Présidentielle 2022 : Gabriel Attal raille Xavier Bertrand et ses "50 Nuances de candidature"
Gabriel Attal, en septembre 2020, à Paris

, publié le lundi 21 septembre 2020 à 11h25

Le porte-parole du gouvernement a ironisé sur les sorties médiatiques successives du président des Hauts-de-France, qui a multiplié ses déclarations d'intention en vue de la course à l'Elysée.

"Je ne vais pas commenter à chaque fois sa candidature".

Pendant que Xavier Bertrand place ses pions pour la bataille la prochaine élection présidentielle, Gabriel Attal a évoqué "les 50 Nuances de candidature à la présidentielle" de l'ancien ministre sarkozyste, dans une interview à France Inter, lundi 21 septembre.

Attal, Bertrand et Bill Murray

"Il y a six mois j'ai ouvert un hebdomadaire, Xavier Bertrand annonçait en grande pompe sa candidature à la présidentielle. Cet été j'étais en vacances en Corse, Xavier Bertrand aussi; il a annoncé dans Corse Matin en exclusivité sa candidature à la présidentielle. Et hier (...) il a annoncé sa candidature à la présidentielle", a-t-il énuméré.


"J'ai l'impression d'être dans ce film avec Bill Murray où il y a le journaliste qui se réveille tous les matins qui a l'impression de revivre la même journée (Un Jour sans fin, NDLR), il nous fait les 50 Nuances de candidature à la présidentielle, je ne vais pas commenter à chaque fois sa candidature", a lancé Gabriel Attal.

"Tout le monde a le droit, on est en démocratie, de dire qu'il veut se présenter à l'élection présidentielle. Juste, pour moi aujourd'hui, pour le gouvernement, l'élection présidentielle, c'est pas le sujet du moment" en pleine crise sanitaire du Covid-19, a-t-il conclu.

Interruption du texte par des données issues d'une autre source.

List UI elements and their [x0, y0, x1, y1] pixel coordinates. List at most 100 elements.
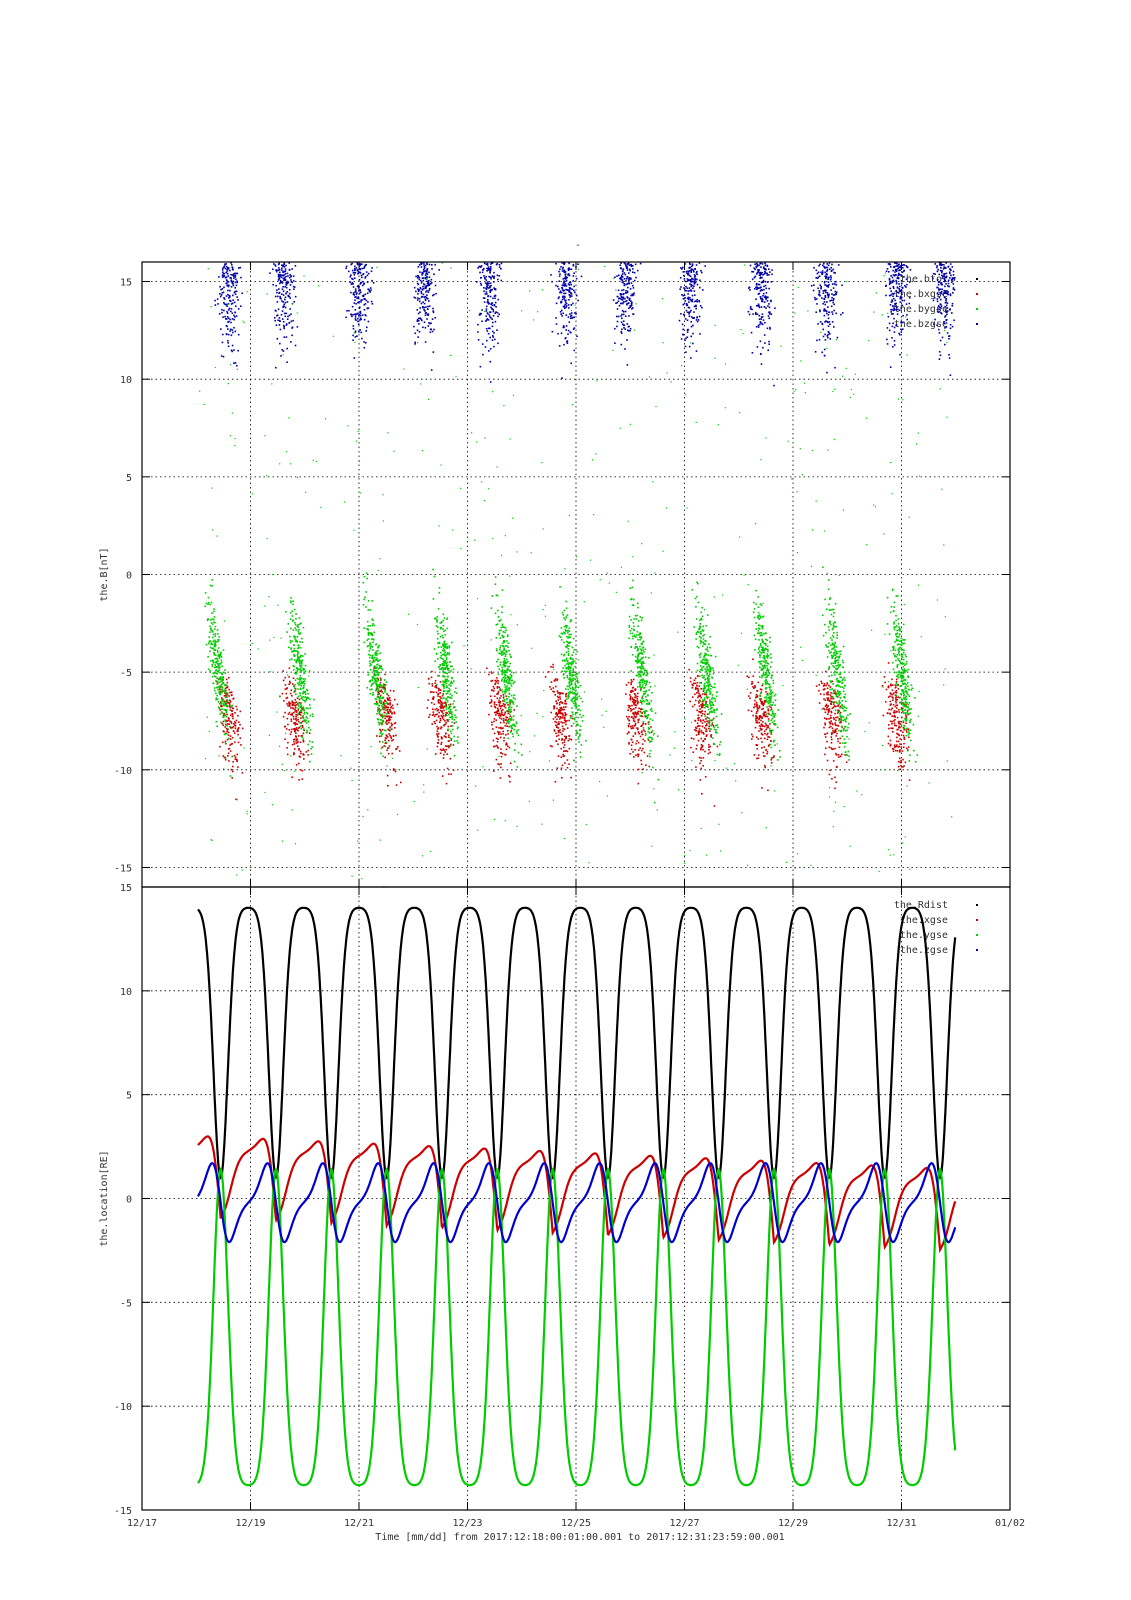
data-point	[220, 659, 223, 662]
data-point	[897, 765, 900, 768]
data-point	[369, 654, 371, 657]
data-point	[222, 273, 225, 275]
data-point	[299, 677, 301, 679]
data-point	[704, 750, 706, 753]
data-point	[891, 707, 894, 710]
data-point	[901, 271, 904, 274]
data-point	[640, 708, 642, 710]
data-point	[756, 757, 758, 760]
data-point	[439, 719, 442, 722]
data-point	[281, 318, 284, 320]
data-point	[216, 677, 219, 679]
data-point	[293, 687, 296, 689]
data-point	[436, 734, 439, 736]
data-point	[749, 305, 752, 308]
data-point	[371, 279, 373, 282]
data-point	[949, 294, 952, 297]
data-point	[229, 738, 232, 740]
data-point	[622, 297, 624, 300]
data-point	[547, 671, 550, 673]
data-point	[762, 267, 765, 270]
data-point	[275, 269, 277, 271]
data-point	[308, 670, 311, 672]
data-point	[695, 766, 697, 768]
data-point	[945, 275, 948, 278]
data-point	[759, 296, 762, 298]
data-point	[224, 720, 227, 723]
data-point	[761, 734, 764, 736]
data-point	[424, 310, 426, 312]
data-point	[640, 701, 642, 703]
data-point	[386, 749, 388, 752]
data-point	[226, 696, 229, 698]
data-point	[230, 705, 233, 708]
data-point	[225, 689, 227, 692]
data-point	[621, 276, 624, 278]
data-point	[279, 275, 281, 278]
data-point	[309, 707, 311, 709]
data-point	[276, 314, 278, 317]
data-point	[490, 699, 493, 701]
data-point	[623, 284, 626, 287]
data-point	[700, 747, 702, 750]
data-point	[570, 268, 573, 271]
data-point	[226, 730, 228, 733]
data-point	[295, 732, 297, 734]
data-point	[624, 348, 626, 350]
data-point	[894, 745, 896, 748]
data-point	[477, 323, 479, 326]
data-point	[384, 722, 387, 724]
data-point	[901, 293, 903, 295]
data-point	[306, 689, 309, 692]
data-point	[367, 653, 370, 656]
data-point	[492, 321, 494, 324]
data-point	[690, 268, 693, 270]
data-point	[824, 333, 826, 336]
data-point	[643, 751, 646, 754]
data-point	[222, 741, 224, 744]
data-point	[288, 683, 290, 686]
data-point	[821, 351, 823, 354]
data-point	[822, 707, 825, 710]
data-point	[818, 684, 821, 686]
data-point	[901, 304, 904, 307]
data-point	[302, 739, 305, 742]
data-point	[767, 789, 769, 792]
data-point	[751, 733, 753, 736]
data-point	[900, 289, 903, 291]
data-point	[209, 625, 211, 628]
data-point	[833, 705, 836, 707]
data-point	[439, 692, 441, 694]
data-point	[220, 672, 222, 674]
data-point	[224, 714, 226, 717]
data-point	[845, 761, 848, 763]
data-point	[231, 302, 234, 305]
data-point	[899, 333, 901, 336]
data-point	[369, 632, 372, 635]
data-point	[501, 705, 504, 707]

Au cours du week-end, Xavier Bertrand, président (ex-LR) des Hauts-de-France, a assumé sur Europe 1 son ambition d'être candidat en 2022, en lançant des signaux aux Républicains et des piques à Emmanuel Macron. Sans jamais déclarer explicitement et solennellement sa candidature, il a admis qu'il n'entendait pas "se cacher derrière (son) petit doigt".